More managers are jumping onto the minimum wage train.
If you’re a minimum-wage employee, we’d bet you support being paid more. But a study released today suggests there’s a good chance that your boss thinks so, too.
The poll from CareerBuilder found the majority (62 percent) of employers from all major industries — including healthcare, retail, and manufacturing — supported the idea of paying their employees a higher wage than the current federal minimum of $7.25 an hour. Nearly half of employers (48 percent) said that minimum wage should be between $10 and $14, while 7 percent support $15 or more.
Minimum wage increases have been a hot political topic this year, since President Barack Obama signed an executive order increasing the minimum wage to $10.10 for all federally contracted workers. This means, while working at a McDonald’s in Kansas gets you the going rate of $7.25 an hour, if you’re lucky to work at the McDonald’s on Capitol Hill, you earn an extra $2.85 per hour.
And despite the success of Congressional Republicans in preventing a federal minimum wage law from getting to a vote this year, some cities and states have enacted minimum wage legislation of their own. The White House says that since Obama’s 2013 State of the Union speech, where the president called for a wage increase, 13 states as well as the nation’s capital have passed laws to raise minimum wage.

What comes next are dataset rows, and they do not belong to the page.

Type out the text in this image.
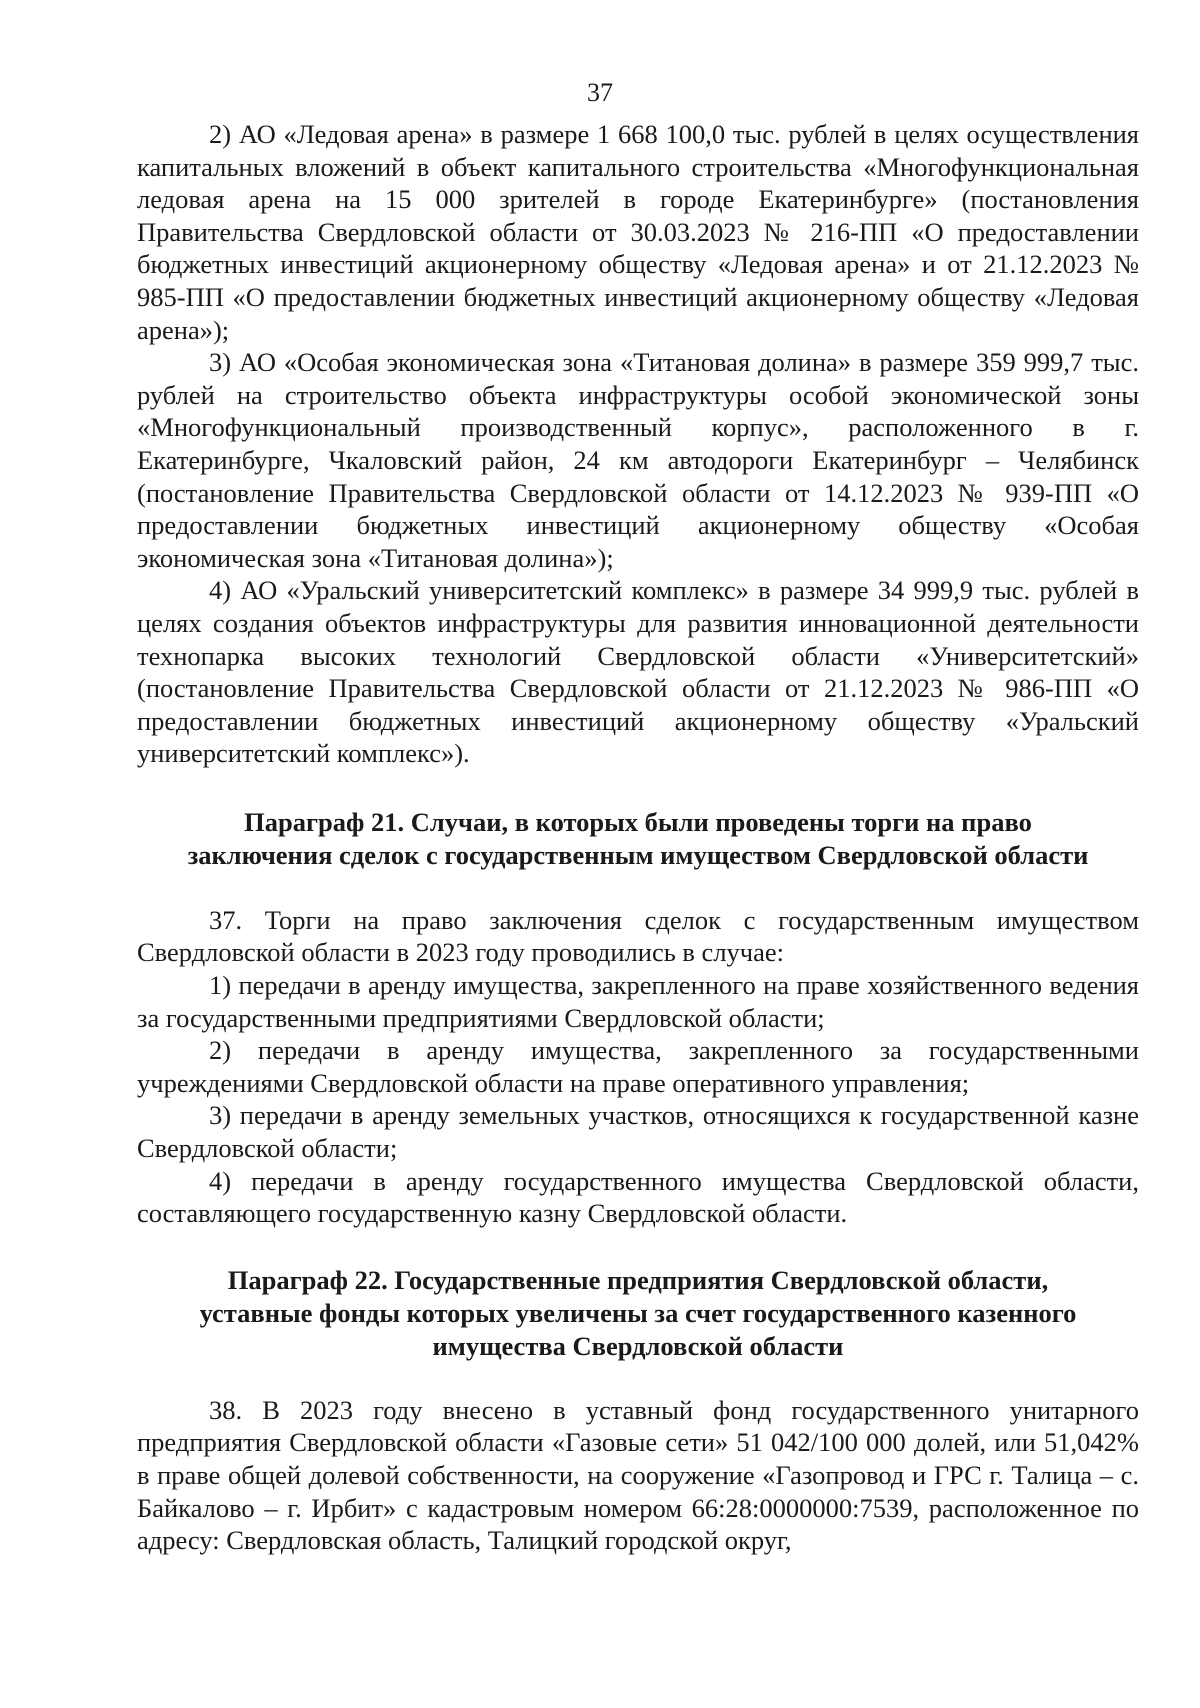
37

2) АО «Ледовая арена» в размере 1 668 100,0 тыс. рублей в целях осуществления капитальных вложений в объект капитального строительства «Многофункциональная ледовая арена на 15 000 зрителей в городе Екатеринбурге» (постановления Правительства Свердловской области от 30.03.2023 № 216-ПП «О предоставлении бюджетных инвестиций акционерному обществу «Ледовая арена» и от 21.12.2023 № 985-ПП «О предоставлении бюджетных инвестиций акционерному обществу «Ледовая арена»);

3) АО «Особая экономическая зона «Титановая долина» в размере 359 999,7 тыс. рублей на строительство объекта инфраструктуры особой экономической зоны «Многофункциональный производственный корпус», расположенного в г. Екатеринбурге, Чкаловский район, 24 км автодороги Екатеринбург – Челябинск (постановление Правительства Свердловской области от 14.12.2023 № 939-ПП «О предоставлении бюджетных инвестиций акционерному обществу «Особая экономическая зона «Титановая долина»);

4) АО «Уральский университетский комплекс» в размере 34 999,9 тыс. рублей в целях создания объектов инфраструктуры для развития инновационной деятельности технопарка высоких технологий Свердловской области «Университетский» (постановление Правительства Свердловской области от 21.12.2023 № 986-ПП «О предоставлении бюджетных инвестиций акционерному обществу «Уральский университетский комплекс»).

Параграф 21. Случаи, в которых были проведены торги на право
заключения сделок с государственным имуществом Свердловской области

37. Торги на право заключения сделок с государственным имуществом Свердловской области в 2023 году проводились в случае:

1) передачи в аренду имущества, закрепленного на праве хозяйственного ведения за государственными предприятиями Свердловской области;

2) передачи в аренду имущества, закрепленного за государственными учреждениями Свердловской области на праве оперативного управления;

3) передачи в аренду земельных участков, относящихся к государственной казне Свердловской области;

4) передачи в аренду государственного имущества Свердловской области, составляющего государственную казну Свердловской области.

Параграф 22. Государственные предприятия Свердловской области,
уставные фонды которых увеличены за счет государственного казенного
имущества Свердловской области

38. В 2023 году внесено в уставный фонд государственного унитарного предприятия Свердловской области «Газовые сети» 51 042/100 000 долей, или 51,042% в праве общей долевой собственности, на сооружение «Газопровод и ГРС г. Талица – с. Байкалово – г. Ирбит» с кадастровым номером 66:28:0000000:7539, расположенное по адресу: Свердловская область, Талицкий городской округ,
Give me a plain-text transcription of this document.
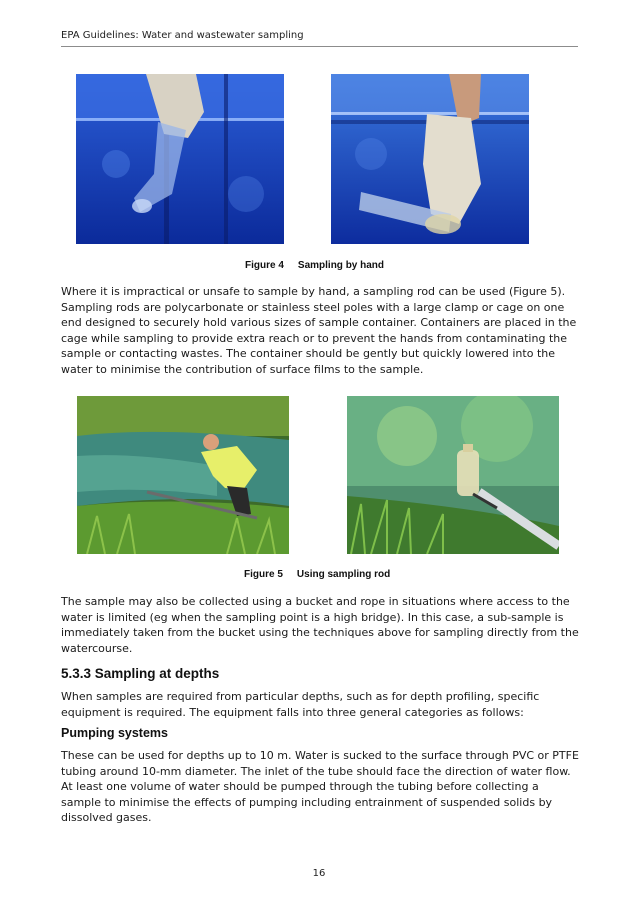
EPA Guidelines: Water and wastewater sampling
Figure 4 Sampling by hand

Where it is impractical or unsafe to sample by hand, a sampling rod can be used (Figure 5). Sampling rods are polycarbonate or stainless steel poles with a large clamp or cage on one end designed to securely hold various sizes of sample container. Containers are placed in the cage while sampling to provide extra reach or to prevent the hands from contaminating the sample or contacting wastes. The container should be gently but quickly lowered into the water to minimise the contribution of surface films to the sample.

Figure 5 Using sampling rod

The sample may also be collected using a bucket and rope in situations where access to the water is limited (eg when the sampling point is a high bridge). In this case, a sub-sample is immediately taken from the bucket using the techniques above for sampling directly from the watercourse.

5.3.3 Sampling at depths

When samples are required from particular depths, such as for depth profiling, specific equipment is required. The equipment falls into three general categories as follows:

Pumping systems

These can be used for depths up to 10 m. Water is sucked to the surface through PVC or PTFE tubing around 10-mm diameter. The inlet of the tube should face the direction of water flow. At least one volume of water should be pumped through the tubing before collecting a sample to minimise the effects of pumping including entrainment of suspended solids by dissolved gases.

16
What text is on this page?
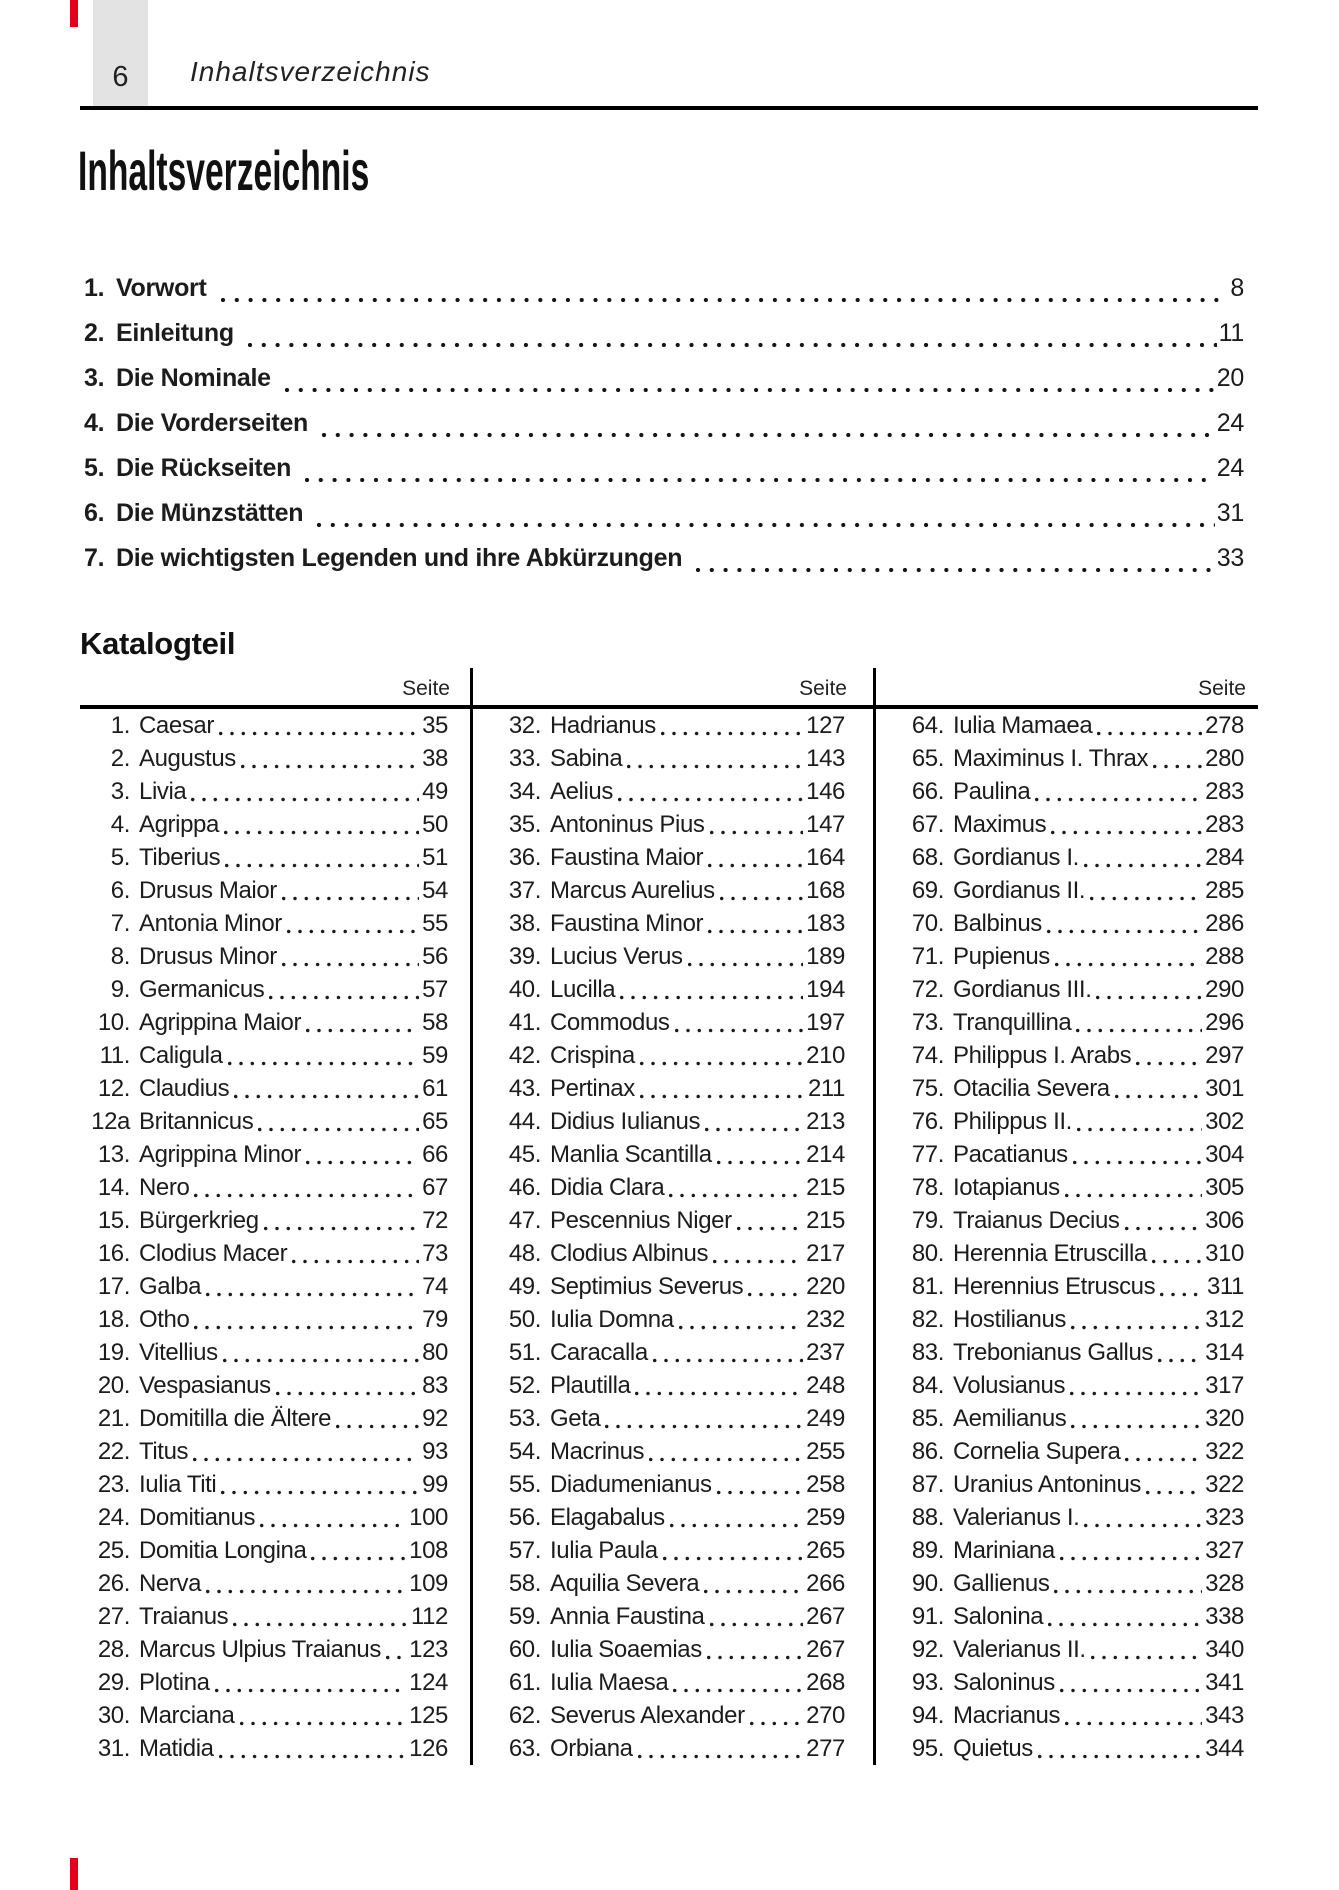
6 Inhaltsverzeichnis
Inhaltsverzeichnis
1. Vorwort	8
2. Einleitung	11
3. Die Nominale	20
4. Die Vorderseiten	24
5. Die Rückseiten	24
6. Die Münzstätten	31
7. Die wichtigsten Legenden und ihre Abkürzungen	33
Katalogteil
Seite
1. Caesar	35
2. Augustus	38
3. Livia	49
4. Agrippa	50
5. Tiberius	51
6. Drusus Maior	54
7. Antonia Minor	55
8. Drusus Minor	56
9. Germanicus	57
10. Agrippina Maior	58
11. Caligula	59
12. Claudius	61
12a Britannicus	65
13. Agrippina Minor	66
14. Nero	67
15. Bürgerkrieg	72
16. Clodius Macer	73
17. Galba	74
18. Otho	79
19. Vitellius	80
20. Vespasianus	83
21. Domitilla die Ältere	92
22. Titus	93
23. Iulia Titi	99
24. Domitianus	100
25. Domitia Longina	108
26. Nerva	109
27. Traianus	112
28. Marcus Ulpius Traianus 123
29. Plotina	124
30. Marciana	125
31. Matidia	126
Seite
32. Hadrianus	127
33. Sabina	143
34. Aelius	146
35. Antoninus Pius	147
36. Faustina Maior	164
37. Marcus Aurelius	168
38. Faustina Minor	183
39. Lucius Verus	189
40. Lucilla	194
41. Commodus	197
42. Crispina	210
43. Pertinax	211
44. Didius Iulianus	213
45. Manlia Scantilla	214
46. Didia Clara	215
47. Pescennius Niger	215
48. Clodius Albinus	217
49. Septimius Severus	220
50. Iulia Domna	232
51. Caracalla	237
52. Plautilla	248
53. Geta	249
54. Macrinus	255
55. Diadumenianus	258
56. Elagabalus	259
57. Iulia Paula	265
58. Aquilia Severa	266
59. Annia Faustina	267
60. Iulia Soaemias	267
61. Iulia Maesa	268
62. Severus Alexander	270
63. Orbiana	277
Seite
64. Iulia Mamaea	278
65. Maximinus I. Thrax 280
66. Paulina	283
67. Maximus	283
68. Gordianus I.	284
69. Gordianus II.	285
70. Balbinus	286
71. Pupienus	288
72. Gordianus III.	290
73. Tranquillina	296
74. Philippus I. Arabs	297
75. Otacilia Severa	301
76. Philippus II.	302
77. Pacatianus	304
78. Iotapianus	305
79. Traianus Decius	306
80. Herennia Etruscilla 310
81. Herennius Etruscus 311
82. Hostilianus	312
83. Trebonianus Gallus 314
84. Volusianus	317
85. Aemilianus	320
86. Cornelia Supera	322
87. Uranius Antoninus	322
88. Valerianus I.	323
89. Mariniana	327
90. Gallienus	328
91. Salonina	338
92. Valerianus II.	340
93. Saloninus	341
94. Macrianus	343
95. Quietus	344
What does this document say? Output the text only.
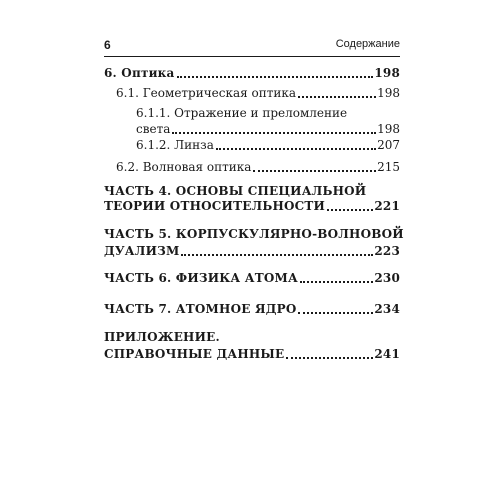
6	Содержание
6. Оптика	198
6.1. Геометрическая оптика	198
6.1.1. Отражение и преломление
света	198
6.1.2. Линза	207
6.2. Волновая оптика	215
ЧАСТЬ 4. ОСНОВЫ СПЕЦИАЛЬНОЙ
ТЕОРИИ ОТНОСИТЕЛЬНОСТИ	221
ЧАСТЬ 5. КОРПУСКУЛЯРНО-ВОЛНОВОЙ
ДУАЛИЗМ	223
ЧАСТЬ 6. ФИЗИКА АТОМА	230
ЧАСТЬ 7. АТОМНОЕ ЯДРО	234
ПРИЛОЖЕНИЕ.
СПРАВОЧНЫЕ ДАННЫЕ	241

Yesterday, the Los Angeles City Council voted to raise the minimum wage of hotel workers to $15.37, one of the highest minimum wage requirements in the country, according to the Washington Post. Earlier this year, Seattle’s city council approved a $15 minimum wage for all workers, a measure that will begin taking effect in April 2015.
Critics of the minimum wage increase in the survey said that it would force businesses to lay off workers and cause problems for small businesses already struggling to get by. But the study also found that a majority of employers (74 percent) who favored an uptick in wages did so out of the desire for their workers to make a decent living.
And in the age of a startling gap in CEO-to-worker pay, this statistic is heartening. Vox reports that while Americans want a smaller CEO-to-worker ratio, many of them have no idea how large this ratio actually is. According to the researchers at Harvard Business School and Chulalongkorn University in Thailand:
- Americans believe a CEO should earn about 6 to 7 times what an unskilled worker makes.
- Americans think CEOs actually earn around 30 times that worker’s pay.
- But the average CEO actually earns more than 350 times that pay.
Harvard’s study “suggests that – in contrast to a belief that only the poor and members of left-wing political parties desire greater income equality – people all over the world, and from all walks of life, would prefer smaller pay gaps between the rich and poor.”
With more Americans favoring an increase of minimum wage, it’s possible we’ll see an increase in all 50 states soon.